Volkswagen agrees to record $14.7 billion settlement over emissions cheating
NEW YORK — Volkswagen’s deliberate cheating on emissions tests will cost it a record $14.7 billion. That’s far more than any other automaker has paid for wrongdoing.
Owners of the nearly 500,000 affected diesel cars will receive up to $10 billion to buy back their cars, according to documents filed in federal court in California. Volkswagen will also pay the difference between the buyback price and the excess amount left on their loans and lease payments.
In addition to the amount paid to customers, Volkswagen will have to pay $2.7 billion in environmental cleanup and $2 billion to promote zero-emission vehicles.
The cars had software installed that severely limited emissions when the cars were having their emissions tested, then dumped up to 40 times the allowable levels of some pollutants when being driven on the road. VW admitted to the wrongdoing in September.
Volkswagen faced up to $18 billion in fines for violation of the U.S. Clean Air Act, and it has already set aside that much money to settle the case.
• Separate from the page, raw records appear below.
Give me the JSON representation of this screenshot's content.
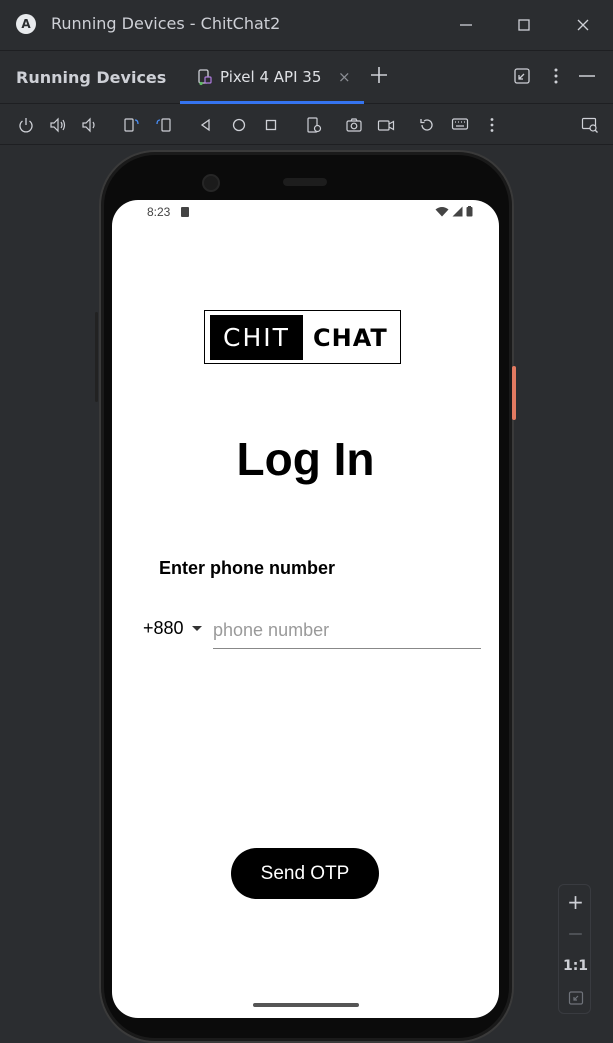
{
  "window": {
    "title": "Running Devices - ChitChat2",
    "logo_letter": "A"
  },
  "panel": {
    "title": "Running Devices",
    "tab_label": "Pixel 4 API 35",
    "tab_close": "×"
  },
  "device": {
    "status_time": "8:23",
    "logo_left": "CHIT",
    "logo_right": "CHAT",
    "page_title": "Log In",
    "phone_label": "Enter phone number",
    "country_code": "+880",
    "phone_placeholder": "phone number",
    "phone_value": "",
    "send_button": "Send OTP"
  },
  "zoom": {
    "zoom_in": "+",
    "zoom_out": "—",
    "actual_size": "1:1"
  },
  "colors": {
    "ide_bg": "#2b2d30",
    "accent": "#3574f0",
    "screen_bg": "#ffffff",
    "button_bg": "#000000"
  }
}
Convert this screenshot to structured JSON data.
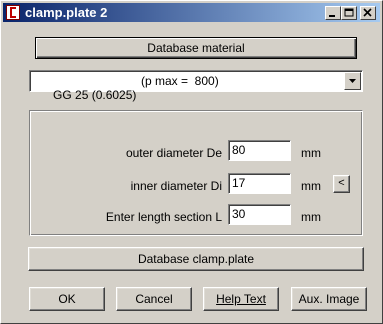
{
  "window": {
    "title": "clamp.plate 2"
  },
  "buttons": {
    "database_material": "Database material",
    "database_clamp_plate": "Database clamp.plate",
    "ok": "OK",
    "cancel": "Cancel",
    "help_text": "Help Text",
    "aux_image": "Aux. Image",
    "small_left": "<"
  },
  "material_select": {
    "selected_material": "GG 25 (0.6025)",
    "selected_pmax": "(p max =  800)"
  },
  "fields": {
    "outer_diameter": {
      "label": "outer diameter De",
      "value": "80",
      "unit": "mm"
    },
    "inner_diameter": {
      "label": "inner diameter Di",
      "value": "17",
      "unit": "mm"
    },
    "length_section": {
      "label": "Enter length section L",
      "value": "30",
      "unit": "mm"
    }
  },
  "icons": [
    "app-icon",
    "minimize-icon",
    "maximize-icon",
    "close-icon",
    "dropdown-arrow-icon"
  ]
}
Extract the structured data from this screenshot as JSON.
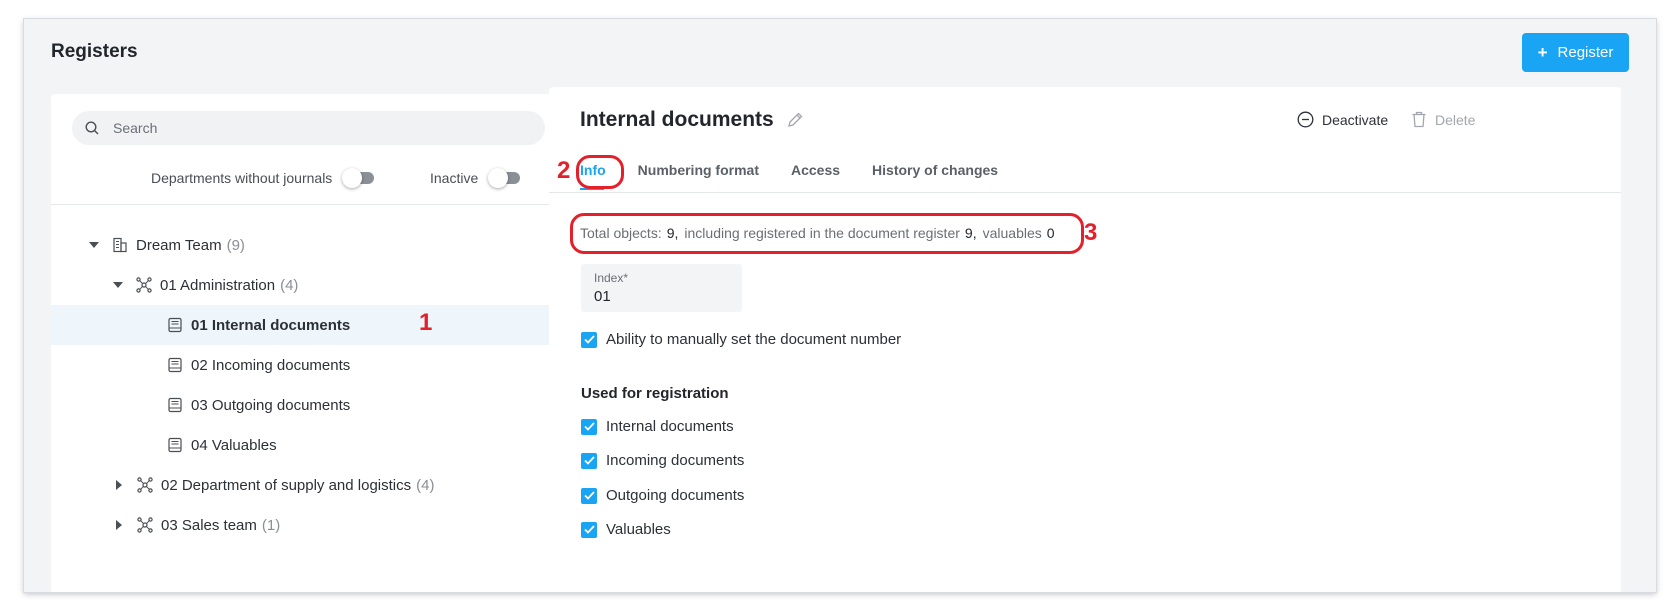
{
  "header": {
    "title": "Registers",
    "register_button": "Register"
  },
  "sidebar": {
    "search_placeholder": "Search",
    "filters": {
      "departments_without_journals": "Departments without journals",
      "inactive": "Inactive"
    },
    "tree": [
      {
        "label": "Dream Team",
        "count": "(9)",
        "expanded": true
      },
      {
        "label": "01 Administration",
        "count": "(4)",
        "expanded": true
      },
      {
        "label": "01 Internal documents",
        "selected": true
      },
      {
        "label": "02 Incoming documents"
      },
      {
        "label": "03 Outgoing documents"
      },
      {
        "label": "04 Valuables"
      },
      {
        "label": "02 Department of supply and logistics",
        "count": "(4)",
        "expanded": false
      },
      {
        "label": "03 Sales team",
        "count": "(1)",
        "expanded": false
      }
    ]
  },
  "detail": {
    "title": "Internal documents",
    "actions": {
      "deactivate": "Deactivate",
      "delete": "Delete"
    },
    "tabs": [
      {
        "label": "Info",
        "active": true
      },
      {
        "label": "Numbering format"
      },
      {
        "label": "Access"
      },
      {
        "label": "History of changes"
      }
    ],
    "summary": {
      "total_label": "Total objects:",
      "total_value": "9,",
      "registered_label": "including registered in the document register",
      "registered_value": "9,",
      "valuables_label": "valuables",
      "valuables_value": "0"
    },
    "index_field": {
      "label": "Index*",
      "value": "01"
    },
    "manual_number": "Ability to manually set the document number",
    "used_for_title": "Used for registration",
    "used_for": [
      "Internal documents",
      "Incoming documents",
      "Outgoing documents",
      "Valuables"
    ]
  },
  "annotations": {
    "marker_1": "1",
    "marker_2": "2",
    "marker_3": "3"
  },
  "colors": {
    "accent": "#1aa4f4",
    "annotation": "#e4202a",
    "background": "#f3f4f6"
  }
}
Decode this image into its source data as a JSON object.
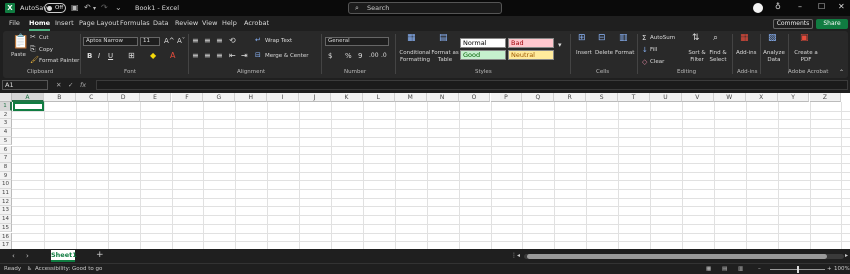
{
  "titlebar": {
    "autosave_label": "AutoSave",
    "autosave_state": "Off",
    "book_title": "Book1 - Excel",
    "search_placeholder": "Search"
  },
  "menu": {
    "items": [
      "File",
      "Home",
      "Insert",
      "Page Layout",
      "Formulas",
      "Data",
      "Review",
      "View",
      "Help",
      "Acrobat"
    ],
    "active": "Home",
    "comments": "Comments",
    "share": "Share"
  },
  "ribbon": {
    "clipboard": {
      "paste": "Paste",
      "cut": "Cut",
      "copy": "Copy",
      "format_painter": "Format Painter",
      "label": "Clipboard"
    },
    "font": {
      "name": "Aptos Narrow",
      "size": "11",
      "label": "Font"
    },
    "alignment": {
      "wrap": "Wrap Text",
      "merge": "Merge & Center",
      "label": "Alignment"
    },
    "number": {
      "format": "General",
      "label": "Number"
    },
    "styles": {
      "conditional": "Conditional Formatting",
      "format_table": "Format as Table",
      "normal": "Normal",
      "bad": "Bad",
      "good": "Good",
      "neutral": "Neutral",
      "label": "Styles"
    },
    "cells": {
      "insert": "Insert",
      "delete": "Delete",
      "format": "Format",
      "label": "Cells"
    },
    "editing": {
      "autosum": "AutoSum",
      "fill": "Fill",
      "clear": "Clear",
      "sort": "Sort & Filter",
      "find": "Find & Select",
      "label": "Editing"
    },
    "addins": {
      "addins": "Add-ins",
      "label": "Add-ins"
    },
    "analyze": {
      "label": "Analyze Data"
    },
    "acrobat": {
      "create": "Create a PDF",
      "label": "Adobe Acrobat"
    }
  },
  "formula_bar": {
    "name_box": "A1",
    "fx": "fx",
    "formula": ""
  },
  "sheet": {
    "columns": [
      "A",
      "B",
      "C",
      "D",
      "E",
      "F",
      "G",
      "H",
      "I",
      "J",
      "K",
      "L",
      "M",
      "N",
      "O",
      "P",
      "Q",
      "R",
      "S",
      "T",
      "U",
      "V",
      "W",
      "X",
      "Y",
      "Z"
    ],
    "rows": [
      "1",
      "2",
      "3",
      "4",
      "5",
      "6",
      "7",
      "8",
      "9",
      "10",
      "11",
      "12",
      "13",
      "14",
      "15",
      "16",
      "17"
    ],
    "active_cell": "A1"
  },
  "tabs": {
    "sheets": [
      "Sheet1"
    ],
    "active": "Sheet1",
    "add": "+"
  },
  "status": {
    "ready": "Ready",
    "accessibility": "Accessibility: Good to go",
    "zoom": "100%"
  }
}
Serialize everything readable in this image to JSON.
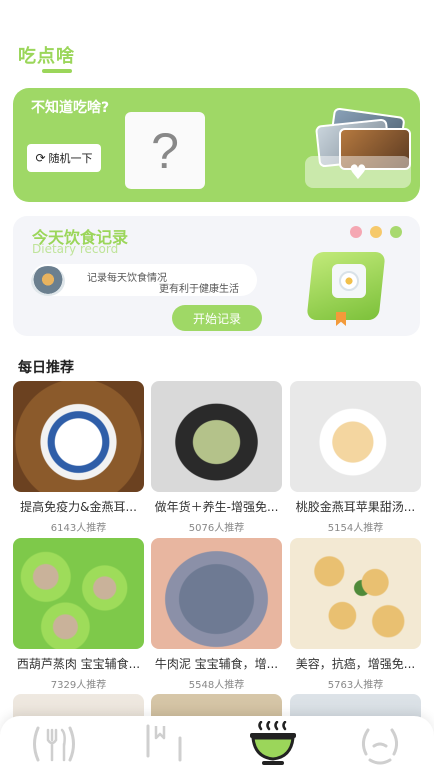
{
  "header": {
    "title": "吃点啥"
  },
  "random_card": {
    "title": "不知道吃啥?",
    "button_label": "随机一下",
    "question_mark": "?"
  },
  "diary_card": {
    "title": "今天饮食记录",
    "subtitle": "Dietary record",
    "bubble_line1": "记录每天饮食情况",
    "bubble_line2": "更有利于健康生活",
    "button_label": "开始记录"
  },
  "recommend": {
    "title": "每日推荐",
    "items": [
      {
        "name": "提高免疫力&金燕耳...",
        "count": "6143人推荐"
      },
      {
        "name": "做年货＋养生-增强免...",
        "count": "5076人推荐"
      },
      {
        "name": "桃胶金燕耳苹果甜汤...",
        "count": "5154人推荐"
      },
      {
        "name": "西葫芦蒸肉 宝宝辅食...",
        "count": "7329人推荐"
      },
      {
        "name": "牛肉泥 宝宝辅食，增...",
        "count": "5548人推荐"
      },
      {
        "name": "美容，抗癌，增强免...",
        "count": "5763人推荐"
      }
    ]
  },
  "tabbar": {
    "tabs": [
      {
        "icon": "fork-knife-icon"
      },
      {
        "icon": "book-bookmark-icon"
      },
      {
        "icon": "bowl-icon",
        "active": true
      },
      {
        "icon": "smile-face-icon"
      }
    ],
    "active_color": "#9bd65a",
    "inactive_color": "#cccccc"
  }
}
The settlement amount dwarfs other payouts by other automakers.
General Motors paid a criminal fine of $900 million for a faulty ignition switch tied to at least 124 deaths, and an additional $600 million to victims and their families. It also faces a class action lawsuit seeking damages on behalf of car owners.
Toyota agreed in 2012 to pay a $1.2 billion fine, and settled with car owners for an additional $1.1 billion in the unintended acceleration case.